Thursday, January 05, 2012

More progress needed

The following editorial was published by the Buffalo News on January 4, 2012.

New York is making progress -- slowly -- on the problem of wrongful convictions, but as national figures show, the need to act remains great.

A year-end report by the Innocence Project, based in New York City, shows that it helped exonerate seven people this year -- people who had been convicted of crimes they did not commit. It's a disturbing-enough number, but it doesn't tell the whole story.

A larger umbrella group to which the Innocence Project belongs -- the Innocence Network -- reports a total of 21 exonerations this year. These are people who, in many cases, had the prime of their lives stolen away. There can be no doubt that others languish in prison, hoping for their own salvation.

None of the 21 came from New York in 2011, but the Innocence Project counts 27 cases in which it has helped to win exonerations in this state. Three of those exonerations occurred last year and another one in 2009. New York remains a full partner in the national shame of wrongful conviction.

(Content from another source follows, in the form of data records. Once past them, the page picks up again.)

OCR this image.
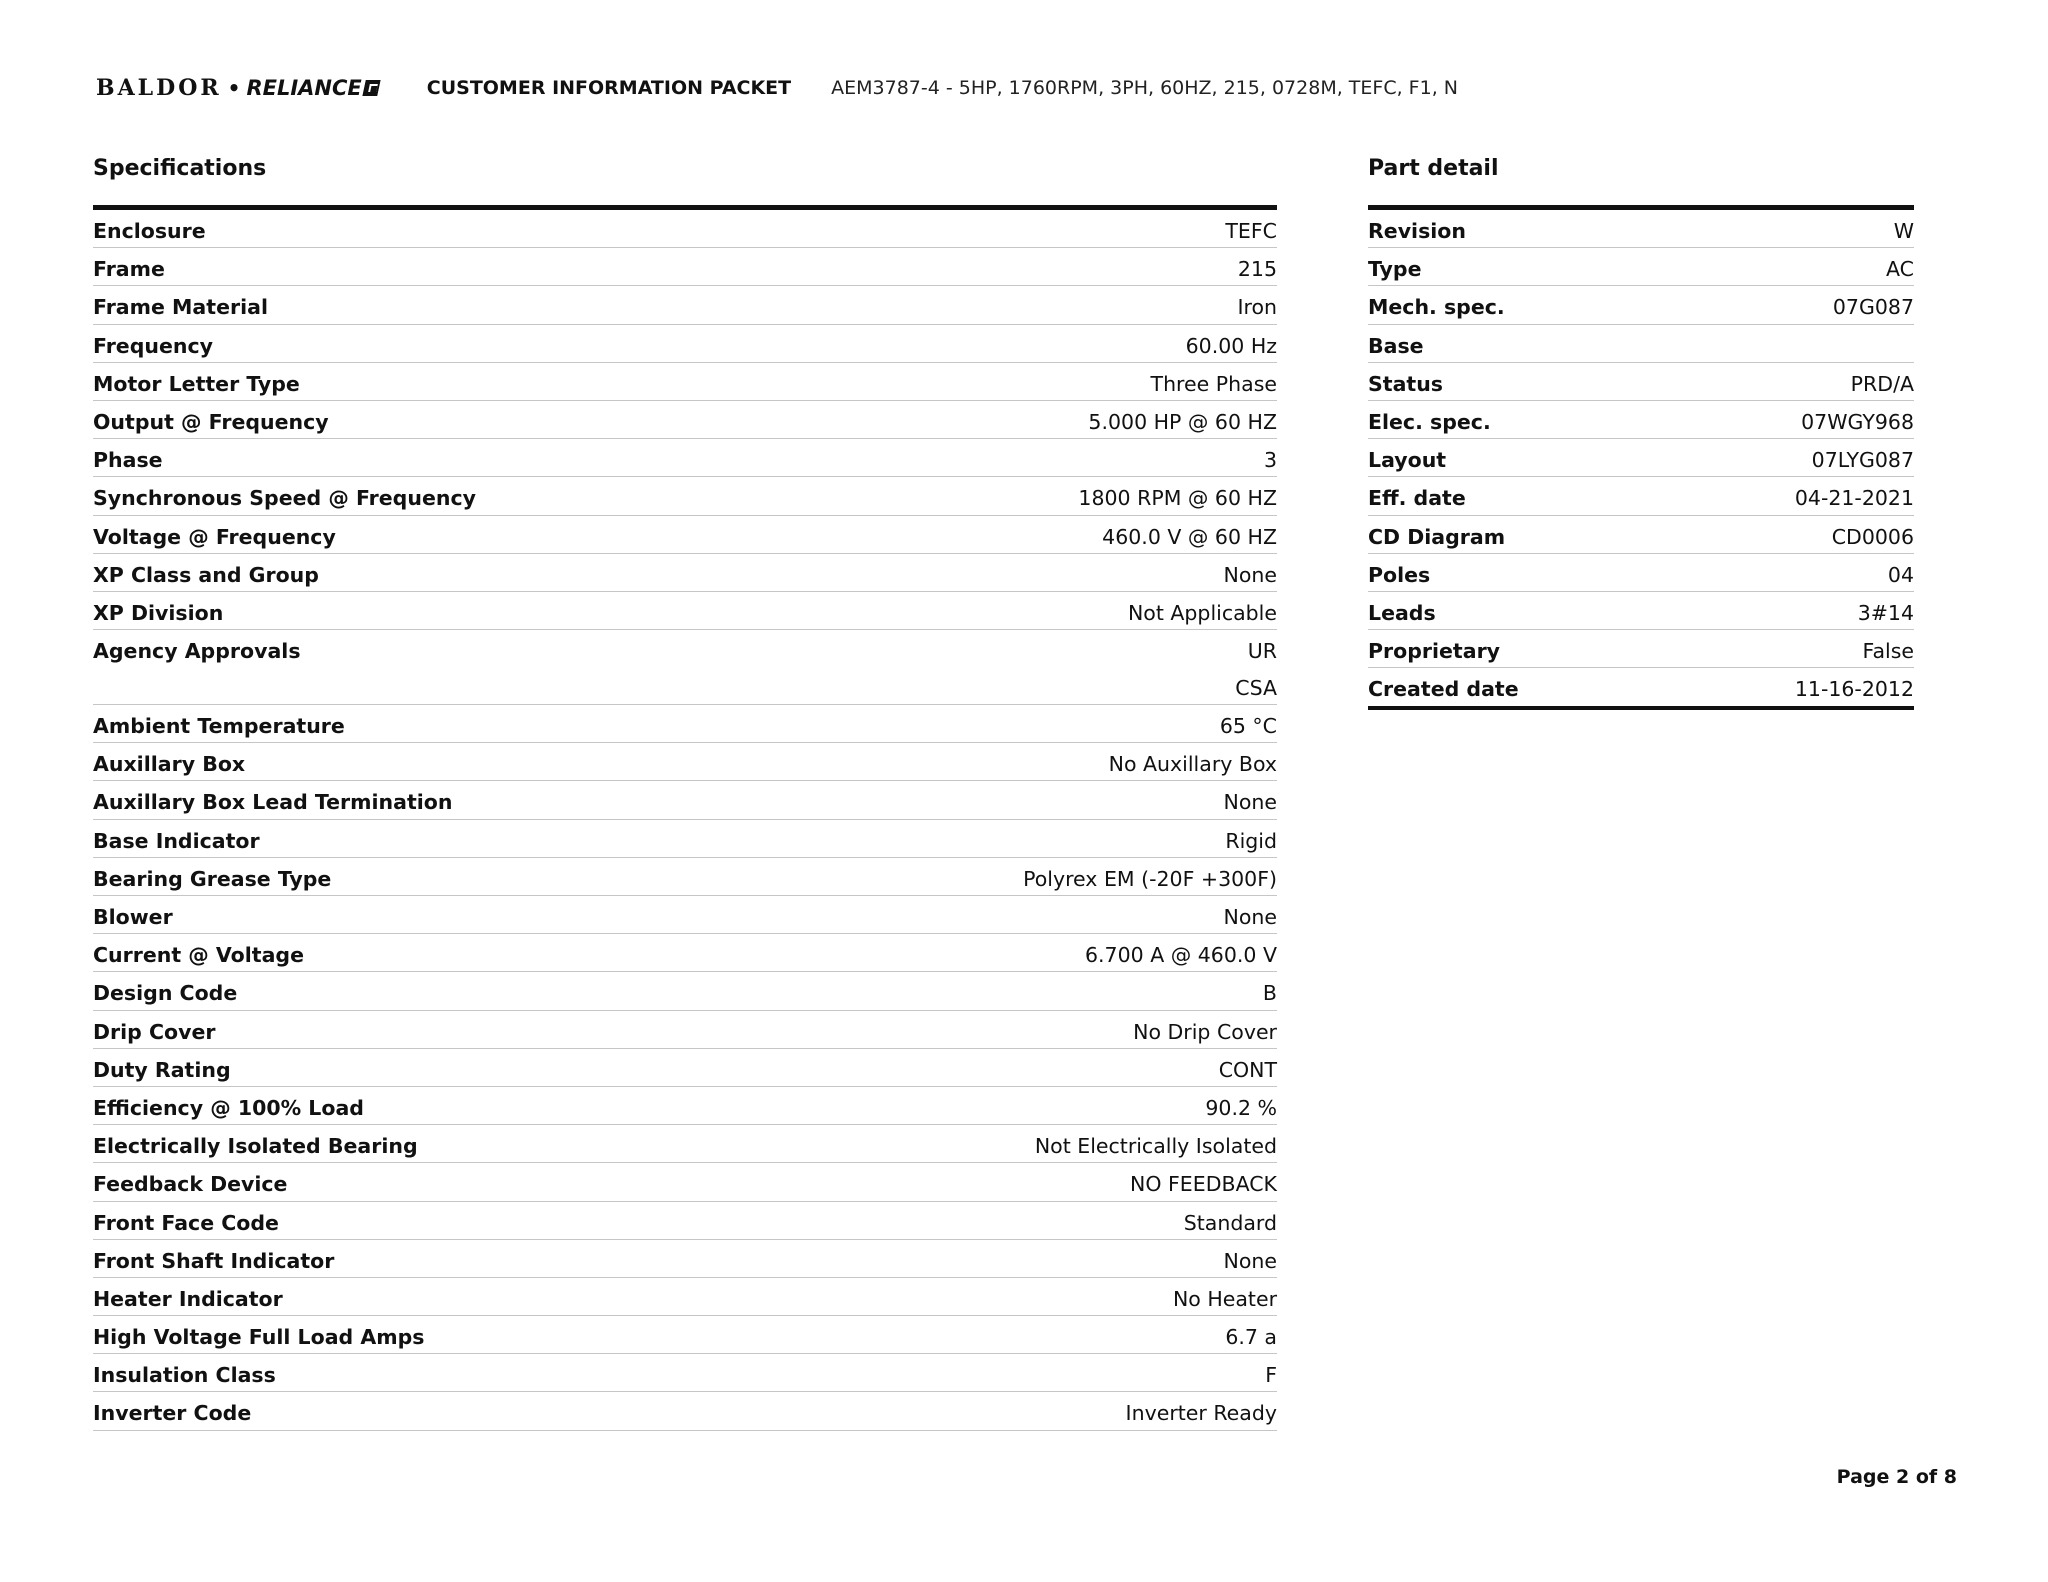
BALDOR • RELIANCE	CUSTOMER INFORMATION PACKET AEM3787-4 - 5HP, 1760RPM, 3PH, 60HZ, 215, 0728M, TEFC, F1, N
Specifications
Enclosure	TEFC
Frame	215
Frame Material	Iron
Frequency	60.00 Hz
Motor Letter Type	Three Phase
Output @ Frequency	5.000 HP @ 60 HZ
Phase	3
Synchronous Speed @ Frequency	1800 RPM @ 60 HZ
Voltage @ Frequency	460.0 V @ 60 HZ
XP Class and Group	None
XP Division	Not Applicable
Agency Approvals	UR
CSA
Ambient Temperature	65 °C
Auxillary Box	No Auxillary Box
Auxillary Box Lead Termination	None
Base Indicator	Rigid
Bearing Grease Type	Polyrex EM (-20F +300F)
Blower	None
Current @ Voltage	6.700 A @ 460.0 V
Design Code	B
Drip Cover	No Drip Cover
Duty Rating	CONT
Efficiency @ 100% Load	90.2 %
Electrically Isolated Bearing	Not Electrically Isolated
Feedback Device	NO FEEDBACK
Front Face Code	Standard
Front Shaft Indicator	None
Heater Indicator	No Heater
High Voltage Full Load Amps	6.7 a
Insulation Class	F
Inverter Code	Inverter Ready
Part detail
Revision	W
Type	AC
Mech. spec.	07G087
Base
Status	PRD/A
Elec. spec.	07WGY968
Layout	07LYG087
Eff. date	04-21-2021
CD Diagram	CD0006
Poles	04
Leads	3#14
Proprietary	False
Created date	11-16-2012
Page 2 of 8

Western New Yorkers are familiar with this issue. Anthony Capozzi of Buffalo served 21 years in prison for rapes he did not commit. While he was in prison, the real rapist, Altemio Sanchez -- now unmasked as the Bike Path Killer -- began murdering women in Western New York.

Shortly after Capozzi's exoneration, the case against Lynn Dejac-Peters fell apart. She had served nearly 14 years in prison for a crime she did not commit: murdering her own daughter. The real killer remains unidentified.

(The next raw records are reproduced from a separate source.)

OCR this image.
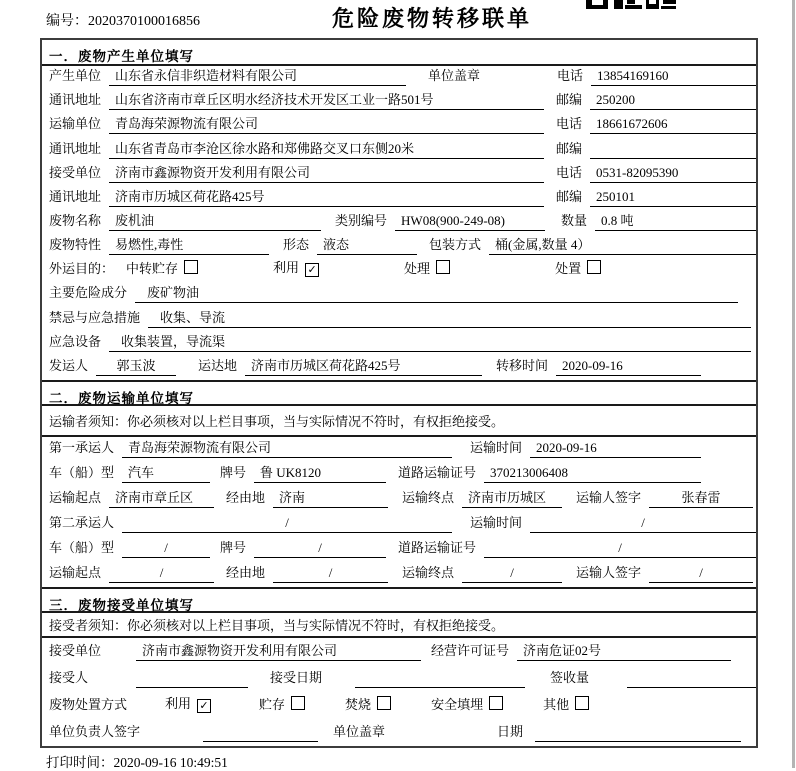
编号：2020370100016856	危险废物转移联单
一．废物产生单位填写
产生单位	山东省永信非织造材料有限公司	单位盖章	电话	13854169160
通讯地址	山东省济南市章丘区明水经济技术开发区工业一路501号	邮编	250200
运输单位	青岛海荣源物流有限公司	电话	18661672606
通讯地址	山东省青岛市李沧区徐水路和郑佛路交叉口东侧20米	邮编
接受单位	济南市鑫源物资开发利用有限公司	电话	0531-82095390
通讯地址	济南市历城区荷花路425号	邮编	250101
废物名称	废机油	类别编号	HW08(900-249-08)	数量	0.8 吨
废物特性	易燃性,毒性	形态	液态	包装方式	桶(金属,数量 4）
外运目的： 中转贮存	利用 ✓	处理	处置
主要危险成分	废矿物油
禁忌与应急措施	收集、导流
应急设备	收集装置，导流渠
发运人	郭玉波	运达地	济南市历城区荷花路425号	转移时间	2020-09-16
二．废物运输单位填写
运输者须知：你必须核对以上栏目事项，当与实际情况不符时，有权拒绝接受。
第一承运人	青岛海荣源物流有限公司	运输时间	2020-09-16
车（船）型	汽车	牌号	鲁 UK8120	道路运输证号	370213006408
运输起点	济南市章丘区	经由地	济南	运输终点	济南市历城区	运输人签字	张春雷
第二承运人	/	运输时间	/
车（船）型	/	牌号	/	道路运输证号	/
运输起点	/	经由地	/	运输终点	/	运输人签字	/
三．废物接受单位填写
接受者须知：你必须核对以上栏目事项，当与实际情况不符时，有权拒绝接受。
接受单位	济南市鑫源物资开发利用有限公司	经营许可证号	济南危证02号
接受人	接受日期	签收量
废物处置方式	利用 ✓	贮存	焚烧	安全填埋	其他
单位负责人签字	单位盖章	日期
打印时间：2020-09-16 10:49:51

New York has begun moving against the factors associated with wrongful conviction, including the No. 1 cause, witness misidentification, and also the strange but true phenomenon of false confession. The Innocence Project reports that in about 25 percent of cases where DNA evidence later exonerated the person who was convicted, innocent defendants "made incriminating statements, delivered outright confessions or pled guilty."

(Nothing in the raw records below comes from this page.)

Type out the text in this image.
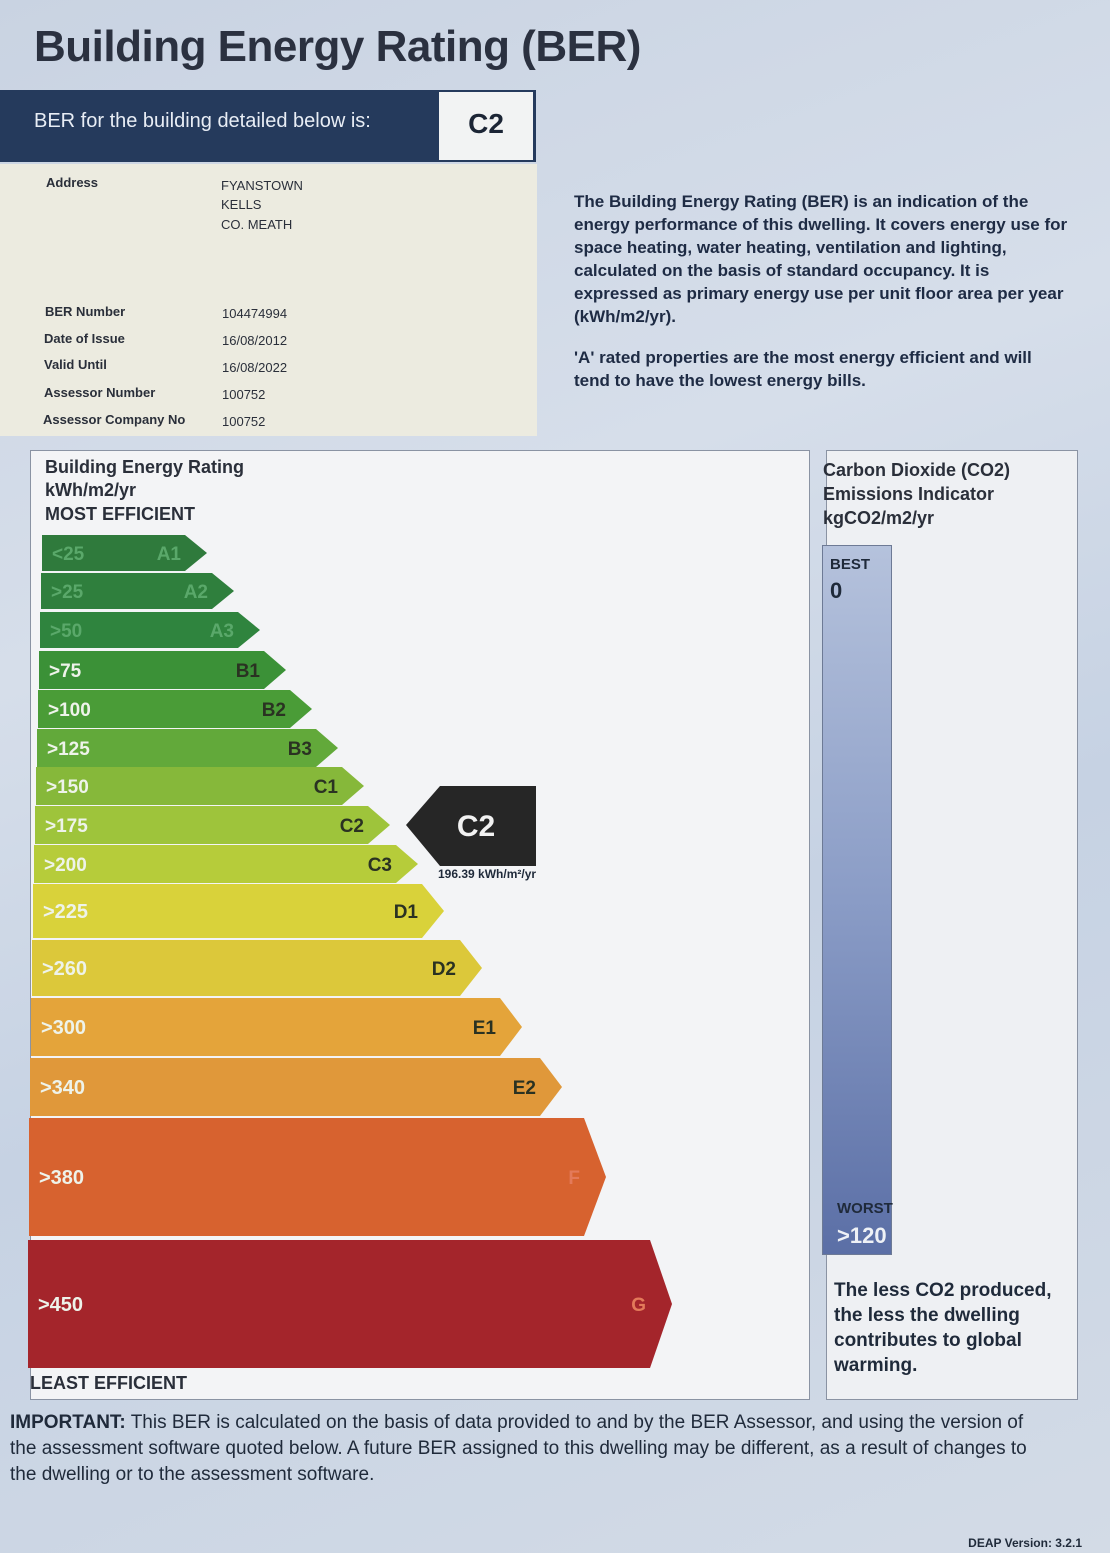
Building Energy Rating (BER)
BER for the building detailed below is:	C2
Address	FYANSTOWN
KELLS
CO. MEATH
BER Number	104474994
Date of Issue	16/08/2012
Valid Until	16/08/2022
Assessor Number	100752
Assessor Company No	100752
The Building Energy Rating (BER) is an indication of the energy performance of this dwelling. It covers energy use for space heating, water heating, ventilation and lighting, calculated on the basis of standard occupancy. It is expressed as primary energy use per unit floor area per year (kWh/m2/yr).
'A' rated properties are the most energy efficient and will tend to have the lowest energy bills.
Building Energy Rating
kWh/m2/yr
MOST EFFICIENT
LEAST EFFICIENT
<25	A1
>25	A2
>50	A3
>75	B1
>100	B2
>125	B3
>150	C1
>175	C2
>200	C3
>225	D1
>260	D2
>300	E1
>340	E2
>380	F
>450	G
C2
196.39 kWh/m²/yr
Carbon Dioxide (CO2)
Emissions Indicator
kgCO2/m2/yr
BEST
0
WORST
>120
The less CO2 produced, the less the dwelling contributes to global warming.
IMPORTANT: This BER is calculated on the basis of data provided to and by the BER Assessor, and using the version of the assessment software quoted below. A future BER assigned to this dwelling may be different, as a result of changes to the dwelling or to the assessment software.
DEAP Version: 3.2.1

New York State's chief judge, Jonathan Lippman, has convened a permanent task force to look into these issues, and it has already made recommendations regarding witness identification procedures and the worthwhile, but not primary, issue of expanding the state's DNA databank.

Soon it will recommend videotaping interrogations to guard against false confessions, which can occur when police inadvertently feed an innocent suspect details of the crime that the perpetrator would know.

But if New York is moving, it is doing so slowly. Thus far, all the factors that helped create the conditions for wrongful conviction remain in force in courtrooms across the state. Other states with terrible records of wrongful conviction, including Texas and California, have moved more swiftly to deal with these issues.

It is good that the state is taking action, of course, but the Legislature needs to formalize issues such as witness identification procedures and videotaping of interrogations. Some legislators will balk at that, fearing that adversaries will somehow paint them as soft on crime. It will be a bad rap, and lawmakers need to realize that.

Nailing the right person is fundamental to any decent conception of law and order. It guards the reputation of the justice system and ensures that criminals are not left on the streets while innocent people rot in prison.

Lippman's committee, called the New York State Justice Task Force, is composed of members from all aspects of the criminal justice system, including police and prosecutors. Thus, its recommendations should give political cover to those lawmakers who need it. But lawmakers have to act. New York does not need to be putting more innocent people in prison while advocates labor to free those who are already trapped there.